Parallèlement, il avait également réussi à hisser l'Indonésie - considérée au départ comme l'un des pays les moins avancés au monde - dans le club des sept "économies asiatiques hautement performantes", marquées par ce phénomène de développement accéléré que la Banque mondiale avait imprudemment qualifié, deux ans plus tôt, de " miracle de l'Asie orientale " (3).
Quasiment sacralisé grâce à une propagande efficace et érigé en " père du développement national ", Suharto se préparait donc, selon un rite bien établi, à briguer, en candidat unique, un septième mandat quinquennal successif de président, devant un Parlement soumis. Ce dernier devait se réunir au début de 1998, soit quelques mois après les élections législatives programmées pour la mi-1997.
Bref, alors que la croissance économique enregistrait en 1995 un taux record de 8,2 % et que le pays célébrait dans la liesse - et une unanimité de façade - un demi-siècle de liberté, Suharto semblait bel et bien sur le point de gagner son pari : faire rentrer l'Indonésie dans le XXIe siècle avec le statut de puissance intermédiaire en phase de décollage économique. Tout ce bel édifice allait s'effondrer tel un château de cartes...
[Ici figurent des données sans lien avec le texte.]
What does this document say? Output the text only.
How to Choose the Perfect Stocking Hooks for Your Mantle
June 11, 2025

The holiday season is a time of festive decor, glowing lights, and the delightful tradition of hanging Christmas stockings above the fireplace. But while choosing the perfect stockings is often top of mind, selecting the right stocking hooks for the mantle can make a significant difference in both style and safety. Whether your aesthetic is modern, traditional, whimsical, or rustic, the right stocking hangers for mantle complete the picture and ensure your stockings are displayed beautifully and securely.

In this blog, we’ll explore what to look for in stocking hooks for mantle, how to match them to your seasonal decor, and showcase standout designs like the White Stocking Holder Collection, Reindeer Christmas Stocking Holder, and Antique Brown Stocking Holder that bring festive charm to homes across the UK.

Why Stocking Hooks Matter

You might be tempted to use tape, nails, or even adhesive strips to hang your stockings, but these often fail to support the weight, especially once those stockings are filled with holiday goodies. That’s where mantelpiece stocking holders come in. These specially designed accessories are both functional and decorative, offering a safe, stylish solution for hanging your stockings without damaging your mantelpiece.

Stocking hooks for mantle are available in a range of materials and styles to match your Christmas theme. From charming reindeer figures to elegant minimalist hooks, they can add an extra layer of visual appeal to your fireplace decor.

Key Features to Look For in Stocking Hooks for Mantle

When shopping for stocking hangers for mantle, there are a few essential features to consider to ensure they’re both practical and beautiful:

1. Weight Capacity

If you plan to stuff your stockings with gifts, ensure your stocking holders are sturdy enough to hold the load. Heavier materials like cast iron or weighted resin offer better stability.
Cinq ans plus tard, alors que la page du siècle vient de se tourner, l'Indonésie émerge à peine d'une crise économique, sociale et politique dévastatrice qui aurait déjà pu entraîner son implosion pure et simple. Entre-temps, la tempête financière asiatique a frappé et - par la combinaison d'un environnement économique international défavorable et de circonstances politiques internes aggravantes - a mis le pays à genoux, en faisant resurgir ses vieux démons de séparatisme et d'instabilité.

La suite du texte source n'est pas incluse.